Solution to x + 1/(1 + x)^2 = 1/x^2

jdstokes

In other words

x^5 + 2x^4 + x^3 - 2x - 1 = 0.

I am aware that fifth order polynomials are generally not analytically soluble. Are there any clever ways to at least approximately solve this equation without resorting to numerical methods or fourth order taylor approximation which does not capture the asymptotic behaviour.

Hurkyl

That's not quite accurate:

There is no (general) expression for the roots of a polynomial of degree 5 or higher in terms of the integers, +, -, *, /, and n-th root functions. (for integer n)


There are certainly analytic solutions -- e.g. there are functions that maps 6 complex numbers to the solution to a polynomial with those numbers as coefficients, and I believe they can be made analytic on large regions.

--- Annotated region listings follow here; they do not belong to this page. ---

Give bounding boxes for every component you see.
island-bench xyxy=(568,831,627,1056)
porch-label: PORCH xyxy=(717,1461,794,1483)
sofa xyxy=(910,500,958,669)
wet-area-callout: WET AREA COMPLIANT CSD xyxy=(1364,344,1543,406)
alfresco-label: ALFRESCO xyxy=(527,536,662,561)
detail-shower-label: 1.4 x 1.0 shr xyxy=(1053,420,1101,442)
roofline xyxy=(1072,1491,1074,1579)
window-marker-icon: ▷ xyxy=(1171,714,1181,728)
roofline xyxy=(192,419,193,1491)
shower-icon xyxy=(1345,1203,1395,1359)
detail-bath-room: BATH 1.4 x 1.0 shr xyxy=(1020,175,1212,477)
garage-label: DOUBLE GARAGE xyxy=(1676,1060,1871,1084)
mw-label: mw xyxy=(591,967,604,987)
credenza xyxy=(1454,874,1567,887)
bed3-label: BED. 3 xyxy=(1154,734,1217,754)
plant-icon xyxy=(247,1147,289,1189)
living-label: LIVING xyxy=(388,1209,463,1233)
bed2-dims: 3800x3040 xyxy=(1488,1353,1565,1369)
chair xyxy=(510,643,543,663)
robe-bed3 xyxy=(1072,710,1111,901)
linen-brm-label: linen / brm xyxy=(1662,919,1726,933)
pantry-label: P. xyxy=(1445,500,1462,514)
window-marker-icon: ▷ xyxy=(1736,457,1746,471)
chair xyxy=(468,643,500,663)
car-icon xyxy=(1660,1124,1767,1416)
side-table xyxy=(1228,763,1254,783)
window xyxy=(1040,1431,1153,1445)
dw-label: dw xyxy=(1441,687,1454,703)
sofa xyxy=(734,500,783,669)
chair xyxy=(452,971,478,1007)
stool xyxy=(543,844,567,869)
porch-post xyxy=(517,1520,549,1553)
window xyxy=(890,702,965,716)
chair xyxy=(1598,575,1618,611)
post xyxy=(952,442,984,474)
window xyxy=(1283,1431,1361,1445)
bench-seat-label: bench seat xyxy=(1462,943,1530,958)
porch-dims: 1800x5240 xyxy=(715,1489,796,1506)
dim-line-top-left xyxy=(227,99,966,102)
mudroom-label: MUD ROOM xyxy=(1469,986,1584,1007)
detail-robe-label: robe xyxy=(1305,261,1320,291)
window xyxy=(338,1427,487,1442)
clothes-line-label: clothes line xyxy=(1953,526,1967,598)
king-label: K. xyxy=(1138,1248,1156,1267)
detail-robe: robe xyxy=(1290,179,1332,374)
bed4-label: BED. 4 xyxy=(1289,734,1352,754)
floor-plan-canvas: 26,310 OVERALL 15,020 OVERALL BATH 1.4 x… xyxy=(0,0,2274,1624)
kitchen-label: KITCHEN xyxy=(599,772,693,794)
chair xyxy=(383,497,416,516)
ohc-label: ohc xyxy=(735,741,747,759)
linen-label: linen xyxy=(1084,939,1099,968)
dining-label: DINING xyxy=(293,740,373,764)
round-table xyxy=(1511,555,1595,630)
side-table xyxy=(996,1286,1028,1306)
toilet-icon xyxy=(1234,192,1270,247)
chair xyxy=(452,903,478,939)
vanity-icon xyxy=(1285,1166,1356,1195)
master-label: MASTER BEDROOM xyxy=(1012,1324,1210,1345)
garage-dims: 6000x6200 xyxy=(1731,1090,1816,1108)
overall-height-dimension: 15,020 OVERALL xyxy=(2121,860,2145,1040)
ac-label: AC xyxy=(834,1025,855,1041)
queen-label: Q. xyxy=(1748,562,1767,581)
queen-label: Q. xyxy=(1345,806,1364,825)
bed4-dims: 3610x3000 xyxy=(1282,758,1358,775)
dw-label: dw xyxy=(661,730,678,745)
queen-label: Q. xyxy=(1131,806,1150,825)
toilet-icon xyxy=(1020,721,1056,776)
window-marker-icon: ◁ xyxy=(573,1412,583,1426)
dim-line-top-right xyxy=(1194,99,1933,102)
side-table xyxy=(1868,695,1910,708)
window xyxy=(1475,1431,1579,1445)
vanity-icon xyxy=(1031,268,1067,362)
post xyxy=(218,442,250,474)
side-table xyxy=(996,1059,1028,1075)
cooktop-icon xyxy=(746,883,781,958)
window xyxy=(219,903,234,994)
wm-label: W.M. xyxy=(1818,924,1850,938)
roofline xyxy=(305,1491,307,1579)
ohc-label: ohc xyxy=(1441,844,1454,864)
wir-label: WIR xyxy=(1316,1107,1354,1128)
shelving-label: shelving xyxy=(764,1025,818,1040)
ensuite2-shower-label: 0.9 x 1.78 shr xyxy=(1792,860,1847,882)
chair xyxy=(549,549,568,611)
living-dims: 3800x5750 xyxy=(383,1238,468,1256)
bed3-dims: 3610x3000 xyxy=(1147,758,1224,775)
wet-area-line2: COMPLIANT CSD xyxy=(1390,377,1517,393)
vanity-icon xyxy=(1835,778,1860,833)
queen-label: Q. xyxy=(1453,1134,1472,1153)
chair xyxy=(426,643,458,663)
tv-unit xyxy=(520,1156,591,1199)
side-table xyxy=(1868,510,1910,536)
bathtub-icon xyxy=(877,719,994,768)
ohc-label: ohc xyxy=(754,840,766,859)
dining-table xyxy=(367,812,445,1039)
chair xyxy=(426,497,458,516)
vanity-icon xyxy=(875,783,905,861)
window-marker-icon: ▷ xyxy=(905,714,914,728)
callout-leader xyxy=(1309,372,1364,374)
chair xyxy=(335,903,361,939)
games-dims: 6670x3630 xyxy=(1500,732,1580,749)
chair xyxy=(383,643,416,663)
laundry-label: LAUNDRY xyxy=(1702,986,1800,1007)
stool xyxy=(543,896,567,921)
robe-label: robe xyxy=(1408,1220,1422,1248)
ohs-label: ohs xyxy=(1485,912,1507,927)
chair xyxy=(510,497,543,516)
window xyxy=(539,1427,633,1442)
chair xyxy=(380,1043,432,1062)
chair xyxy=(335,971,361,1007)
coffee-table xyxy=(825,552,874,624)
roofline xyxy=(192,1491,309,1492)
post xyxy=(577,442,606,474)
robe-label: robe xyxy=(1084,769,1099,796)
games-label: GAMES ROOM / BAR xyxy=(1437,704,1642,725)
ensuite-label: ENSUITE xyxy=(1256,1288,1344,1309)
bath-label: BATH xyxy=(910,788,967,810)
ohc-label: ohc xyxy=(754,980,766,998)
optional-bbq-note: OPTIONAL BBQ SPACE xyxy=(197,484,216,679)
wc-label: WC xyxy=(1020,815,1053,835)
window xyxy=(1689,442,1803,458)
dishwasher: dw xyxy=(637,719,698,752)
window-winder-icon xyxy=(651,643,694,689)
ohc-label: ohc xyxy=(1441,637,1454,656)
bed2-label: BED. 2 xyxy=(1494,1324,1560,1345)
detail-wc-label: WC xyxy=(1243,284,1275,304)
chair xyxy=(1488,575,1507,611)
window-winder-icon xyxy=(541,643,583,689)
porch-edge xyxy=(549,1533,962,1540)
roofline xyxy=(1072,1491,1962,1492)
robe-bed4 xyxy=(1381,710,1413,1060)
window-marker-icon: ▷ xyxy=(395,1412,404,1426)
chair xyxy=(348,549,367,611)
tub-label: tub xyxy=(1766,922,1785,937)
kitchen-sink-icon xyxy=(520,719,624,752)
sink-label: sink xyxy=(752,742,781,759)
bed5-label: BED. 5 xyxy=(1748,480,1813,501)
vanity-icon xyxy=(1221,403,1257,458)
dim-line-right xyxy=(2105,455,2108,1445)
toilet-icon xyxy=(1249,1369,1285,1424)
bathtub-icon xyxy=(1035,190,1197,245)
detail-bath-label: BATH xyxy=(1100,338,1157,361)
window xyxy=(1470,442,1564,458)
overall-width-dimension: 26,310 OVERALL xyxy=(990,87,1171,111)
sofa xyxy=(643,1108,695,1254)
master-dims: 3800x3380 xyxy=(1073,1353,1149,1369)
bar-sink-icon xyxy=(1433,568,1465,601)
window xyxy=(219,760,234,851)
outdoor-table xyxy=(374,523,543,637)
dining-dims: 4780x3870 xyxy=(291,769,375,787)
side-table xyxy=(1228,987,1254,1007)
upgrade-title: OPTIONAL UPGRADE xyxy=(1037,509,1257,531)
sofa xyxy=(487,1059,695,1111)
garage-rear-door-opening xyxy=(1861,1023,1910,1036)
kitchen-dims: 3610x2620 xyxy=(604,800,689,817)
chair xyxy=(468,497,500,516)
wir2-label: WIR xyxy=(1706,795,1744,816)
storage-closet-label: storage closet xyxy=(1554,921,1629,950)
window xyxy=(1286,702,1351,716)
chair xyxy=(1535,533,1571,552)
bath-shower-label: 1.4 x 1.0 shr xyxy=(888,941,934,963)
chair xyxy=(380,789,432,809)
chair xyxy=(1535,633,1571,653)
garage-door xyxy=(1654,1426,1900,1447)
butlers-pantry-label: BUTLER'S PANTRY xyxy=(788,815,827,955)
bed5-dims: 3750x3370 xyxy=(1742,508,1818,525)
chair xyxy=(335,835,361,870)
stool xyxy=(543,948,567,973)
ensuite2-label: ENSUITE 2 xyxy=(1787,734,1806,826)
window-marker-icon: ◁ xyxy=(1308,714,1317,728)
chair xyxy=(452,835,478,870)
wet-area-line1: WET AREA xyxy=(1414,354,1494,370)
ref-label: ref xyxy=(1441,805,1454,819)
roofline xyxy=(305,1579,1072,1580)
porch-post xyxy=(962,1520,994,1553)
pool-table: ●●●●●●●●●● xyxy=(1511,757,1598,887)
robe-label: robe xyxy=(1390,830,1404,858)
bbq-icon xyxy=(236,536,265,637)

I also think that such things can be solved in terms of sines and cosines (and arcsines and arccosines), but I don't know how much that helps, since generally sines and cosines can only be "evaluated" through numerical approximation.

devious_

That's the first time I've seen a quintuple post.

jdstokes

lol. I've heard about such solutions, they typically span hundreds of pages and are thus of little practical use. Any other thoughts on approximate solutions, or am I stuck up the proverbial creek?

Werg22

Actually you could use Newton's method altought with such a function it would take some time.